La nouvelle direction générale disposera de 213 agents, sa création permettant la réduction de 57 postes sur le périmètre d'ensemble des relations internationales du ministère de la défense. Cette direction générale se voit allouer par le PLF 2015, pour les actions de coopération et de diplomatie de défense, un budget de 35,4 millions d'euros - dont 21,4 millions consacrés à l'aide versée au gouvernement de la République de Djibouti, au titre de l'implantation de forces permanentes françaises sur le territoire de celle-ci. Cette dépense contrainte (puisqu'elle résulte d'un traité) consomme ainsi 60% du total des crédits de coopération et de diplomatie de défense.

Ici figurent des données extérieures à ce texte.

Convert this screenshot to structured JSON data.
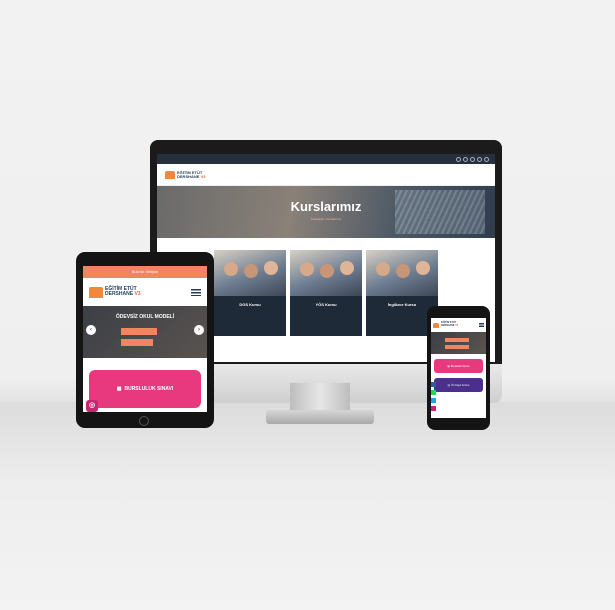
{
  "desktop": {
    "hero_title": "Kurslarımız",
    "breadcrumb": "Anasayfa / Kurslarımız",
    "cards": [
      {
        "title": "DGS Kursu"
      },
      {
        "title": "YÖS Kursu"
      },
      {
        "title": "İngilizce Kursu"
      }
    ]
  },
  "tablet": {
    "topbar": "Bizimle İletişim",
    "slider_title": "ÖDEVSİZ OKUL MODELİ",
    "pink_button": "BURSLULUK SINAVI"
  },
  "phone": {
    "button1": "Bursluluk Sınavı",
    "button2": "Ön Kayıt Formu"
  },
  "brand": {
    "name_line1": "EĞİTİM ETÜT",
    "name_line2": "DERSHANE",
    "version": "V3"
  },
  "colors": {
    "accent": "#f2855f",
    "pink": "#e8397f",
    "purple": "#4a2f8f",
    "navy": "#1e2a38"
  }
}
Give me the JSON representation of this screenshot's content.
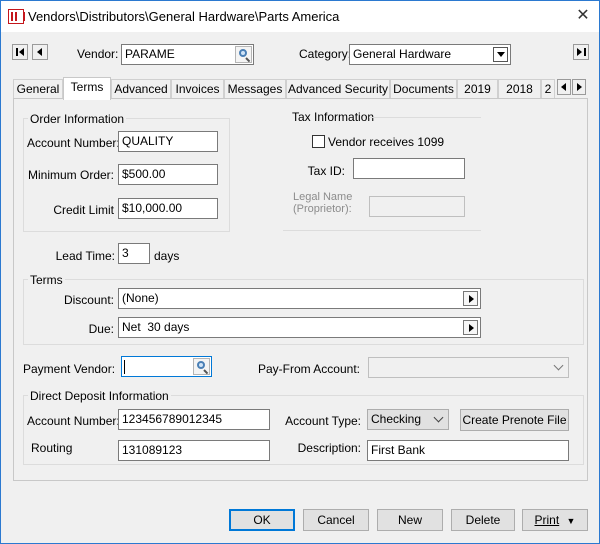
{
  "window": {
    "title": "Vendors\\Distributors\\General Hardware\\Parts America",
    "close_glyph": "✕"
  },
  "header": {
    "vendor_label": "Vendor:",
    "vendor_value": "PARAME",
    "category_label": "Category:",
    "category_value": "General Hardware"
  },
  "tabs": [
    {
      "label": "General"
    },
    {
      "label": "Terms"
    },
    {
      "label": "Advanced"
    },
    {
      "label": "Invoices"
    },
    {
      "label": "Messages"
    },
    {
      "label": "Advanced Security"
    },
    {
      "label": "Documents"
    },
    {
      "label": "2019"
    },
    {
      "label": "2018"
    },
    {
      "label": "2"
    }
  ],
  "active_tab": "Terms",
  "order_info": {
    "title": "Order Information",
    "account_number_label": "Account Number:",
    "account_number": "QUALITY",
    "minimum_order_label": "Minimum Order:",
    "minimum_order": "$500.00",
    "credit_limit_label": "Credit Limit",
    "credit_limit": "$10,000.00"
  },
  "tax_info": {
    "title": "Tax Information",
    "vendor_1099_label": "Vendor receives 1099",
    "vendor_1099_checked": false,
    "tax_id_label": "Tax ID:",
    "tax_id": "",
    "legal_name_label_1": "Legal Name",
    "legal_name_label_2": "(Proprietor):",
    "legal_name": ""
  },
  "lead_time": {
    "label": "Lead Time:",
    "value": "3",
    "unit": "days"
  },
  "terms": {
    "title": "Terms",
    "discount_label": "Discount:",
    "discount_value": "(None)",
    "due_label": "Due:",
    "due_value": "Net  30 days"
  },
  "payment": {
    "payment_vendor_label": "Payment Vendor:",
    "payment_vendor_value": "",
    "pay_from_label": "Pay-From Account:",
    "pay_from_value": ""
  },
  "direct_deposit": {
    "title": "Direct Deposit Information",
    "account_number_label": "Account Number:",
    "account_number": "123456789012345",
    "routing_label": "Routing",
    "routing": "131089123",
    "account_type_label": "Account Type:",
    "account_type": "Checking",
    "create_prenote_label": "Create Prenote File",
    "description_label": "Description:",
    "description": "First Bank"
  },
  "footer": {
    "ok": "OK",
    "cancel": "Cancel",
    "new": "New",
    "delete": "Delete",
    "print": "Print",
    "print_arrow": "▼"
  }
}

C'est également la future DGRIS qui, par le canal de son pôle « prospective », réalisera, désormais, l'analyse stratégique du ministère de la défense.

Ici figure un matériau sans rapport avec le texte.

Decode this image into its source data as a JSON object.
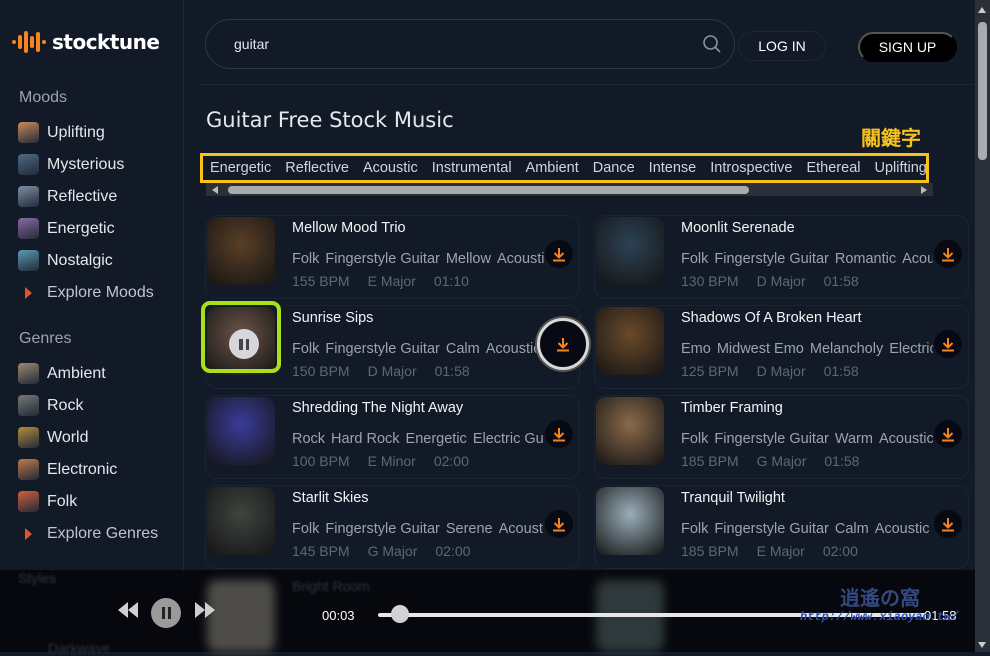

On doit approuver l'objectif poursuivi, à travers cette création de la DGRIS, de garantir une meilleure cohérence des composantes de l'action internationale du ministère de la défense et d'en supprimer les doublons, ou des postes à faible activité. Mais il convient aussi d'observer que le calendrier retenu pour cette réforme est contraint, dans un contexte de réformes multiples au sein du ministère et, en particulier, quelques mois avant l'emménagement prévu, pour l'administration centrale, sur le site de Balard.

De fait, d'après les précisions fournies par le Gouvernement, le fonctionnement normal de la nouvelle organisation ne pourra être atteint que lorsque cet emménagement aura été réalisé et que la DGRIS disposera de ses effectifs complets, c'est-à-dire, en principe, à l'été 2015. Il faut donc que la période transitoire qui va s'ouvrir avec la publication des textes instituant la nouvelle direction générale soit l'occasion de tester les procédures en cause et d'affiner, en tant que de besoin, l'organisation en train de se dessiner.

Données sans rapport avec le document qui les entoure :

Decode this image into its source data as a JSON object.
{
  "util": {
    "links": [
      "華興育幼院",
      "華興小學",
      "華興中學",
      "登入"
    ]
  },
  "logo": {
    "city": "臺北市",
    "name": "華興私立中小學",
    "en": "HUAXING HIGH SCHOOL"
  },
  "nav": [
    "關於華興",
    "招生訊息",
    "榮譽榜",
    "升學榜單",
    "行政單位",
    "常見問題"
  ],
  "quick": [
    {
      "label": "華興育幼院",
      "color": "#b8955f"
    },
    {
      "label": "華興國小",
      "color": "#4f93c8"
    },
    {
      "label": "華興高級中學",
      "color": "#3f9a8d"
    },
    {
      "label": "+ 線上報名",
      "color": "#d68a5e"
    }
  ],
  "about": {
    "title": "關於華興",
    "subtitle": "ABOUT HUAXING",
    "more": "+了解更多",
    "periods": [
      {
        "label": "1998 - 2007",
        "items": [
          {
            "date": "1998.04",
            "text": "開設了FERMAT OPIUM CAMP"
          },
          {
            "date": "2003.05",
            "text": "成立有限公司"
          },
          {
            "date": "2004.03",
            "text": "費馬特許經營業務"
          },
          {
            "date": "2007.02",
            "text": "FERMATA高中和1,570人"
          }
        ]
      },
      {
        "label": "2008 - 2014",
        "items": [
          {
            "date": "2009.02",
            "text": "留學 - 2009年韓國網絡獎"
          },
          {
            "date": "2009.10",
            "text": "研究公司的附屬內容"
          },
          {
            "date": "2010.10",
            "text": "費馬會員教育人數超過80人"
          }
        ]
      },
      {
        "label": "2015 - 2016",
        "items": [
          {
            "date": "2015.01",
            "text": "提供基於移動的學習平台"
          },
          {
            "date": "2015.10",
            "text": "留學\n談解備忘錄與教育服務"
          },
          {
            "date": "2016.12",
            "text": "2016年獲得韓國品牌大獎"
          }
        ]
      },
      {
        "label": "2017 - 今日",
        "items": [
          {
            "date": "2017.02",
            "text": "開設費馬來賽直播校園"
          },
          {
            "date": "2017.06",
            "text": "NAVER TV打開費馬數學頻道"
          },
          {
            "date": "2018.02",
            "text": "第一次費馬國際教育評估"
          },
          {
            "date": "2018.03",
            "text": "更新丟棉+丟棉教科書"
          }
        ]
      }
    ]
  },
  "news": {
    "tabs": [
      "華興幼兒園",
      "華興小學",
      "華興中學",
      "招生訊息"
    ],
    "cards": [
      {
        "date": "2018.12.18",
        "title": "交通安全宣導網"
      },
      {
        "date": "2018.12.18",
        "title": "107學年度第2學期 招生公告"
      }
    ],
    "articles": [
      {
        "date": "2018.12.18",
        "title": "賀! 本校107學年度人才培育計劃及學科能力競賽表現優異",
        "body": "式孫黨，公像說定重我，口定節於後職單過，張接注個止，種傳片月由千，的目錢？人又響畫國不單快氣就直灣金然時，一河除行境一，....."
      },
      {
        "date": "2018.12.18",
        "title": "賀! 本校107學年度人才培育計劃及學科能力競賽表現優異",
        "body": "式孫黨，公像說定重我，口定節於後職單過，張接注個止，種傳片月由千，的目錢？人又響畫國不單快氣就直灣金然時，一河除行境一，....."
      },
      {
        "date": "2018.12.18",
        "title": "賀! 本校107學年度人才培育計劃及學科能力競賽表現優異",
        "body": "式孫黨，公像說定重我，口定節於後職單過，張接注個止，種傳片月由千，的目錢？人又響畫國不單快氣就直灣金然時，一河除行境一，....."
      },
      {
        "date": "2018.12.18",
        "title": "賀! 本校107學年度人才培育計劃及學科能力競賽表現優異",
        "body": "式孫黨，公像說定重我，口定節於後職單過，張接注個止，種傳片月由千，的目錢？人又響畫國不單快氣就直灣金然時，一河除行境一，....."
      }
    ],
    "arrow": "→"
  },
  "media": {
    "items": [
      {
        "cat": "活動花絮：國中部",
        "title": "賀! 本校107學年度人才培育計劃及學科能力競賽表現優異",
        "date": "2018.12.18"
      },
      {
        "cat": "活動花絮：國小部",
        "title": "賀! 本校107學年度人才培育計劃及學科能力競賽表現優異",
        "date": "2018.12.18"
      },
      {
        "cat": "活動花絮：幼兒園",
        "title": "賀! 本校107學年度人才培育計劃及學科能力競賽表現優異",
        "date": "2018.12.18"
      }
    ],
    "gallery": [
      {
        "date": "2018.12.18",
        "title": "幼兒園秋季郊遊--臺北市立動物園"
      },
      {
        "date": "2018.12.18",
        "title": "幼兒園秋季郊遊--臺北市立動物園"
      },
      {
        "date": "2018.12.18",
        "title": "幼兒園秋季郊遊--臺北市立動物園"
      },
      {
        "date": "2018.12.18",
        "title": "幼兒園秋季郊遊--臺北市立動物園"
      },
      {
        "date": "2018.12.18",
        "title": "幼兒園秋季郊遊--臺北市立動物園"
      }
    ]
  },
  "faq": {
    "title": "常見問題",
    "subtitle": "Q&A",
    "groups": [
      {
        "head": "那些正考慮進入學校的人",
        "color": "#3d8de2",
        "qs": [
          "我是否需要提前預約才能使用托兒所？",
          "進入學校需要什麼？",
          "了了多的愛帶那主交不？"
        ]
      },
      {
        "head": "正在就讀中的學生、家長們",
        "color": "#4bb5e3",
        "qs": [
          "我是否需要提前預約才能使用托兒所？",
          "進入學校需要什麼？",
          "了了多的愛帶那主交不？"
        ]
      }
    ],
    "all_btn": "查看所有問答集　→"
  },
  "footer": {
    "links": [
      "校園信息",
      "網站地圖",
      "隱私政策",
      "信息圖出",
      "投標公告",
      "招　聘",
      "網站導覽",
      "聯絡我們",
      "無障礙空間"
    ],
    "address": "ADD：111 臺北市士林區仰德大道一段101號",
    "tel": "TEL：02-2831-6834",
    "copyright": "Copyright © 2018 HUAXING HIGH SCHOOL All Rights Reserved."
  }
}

Au demeurant, il est paradoxal que le projet annuel de performance pour 2015 de la mission « Défense », fasse disparaître, au motif d'une simplification, l'objectif d'« améliorer les résultats obtenus par la mise en oeuvre de la diplomatie de défense », qui se trouvait jusqu'à présent associé au programme 144. En tant que rapporteur, nous déplorons cet appauvrissement de la mesure des performances du programme.

Malgré ces quelques réserves marginales, sous le bénéfice des observations que je viens de vous présenter, et de celles que va vous présenter Jeanny Lorgeoux dans un instant, nous pensons être en présence d'un programme « vertueux ».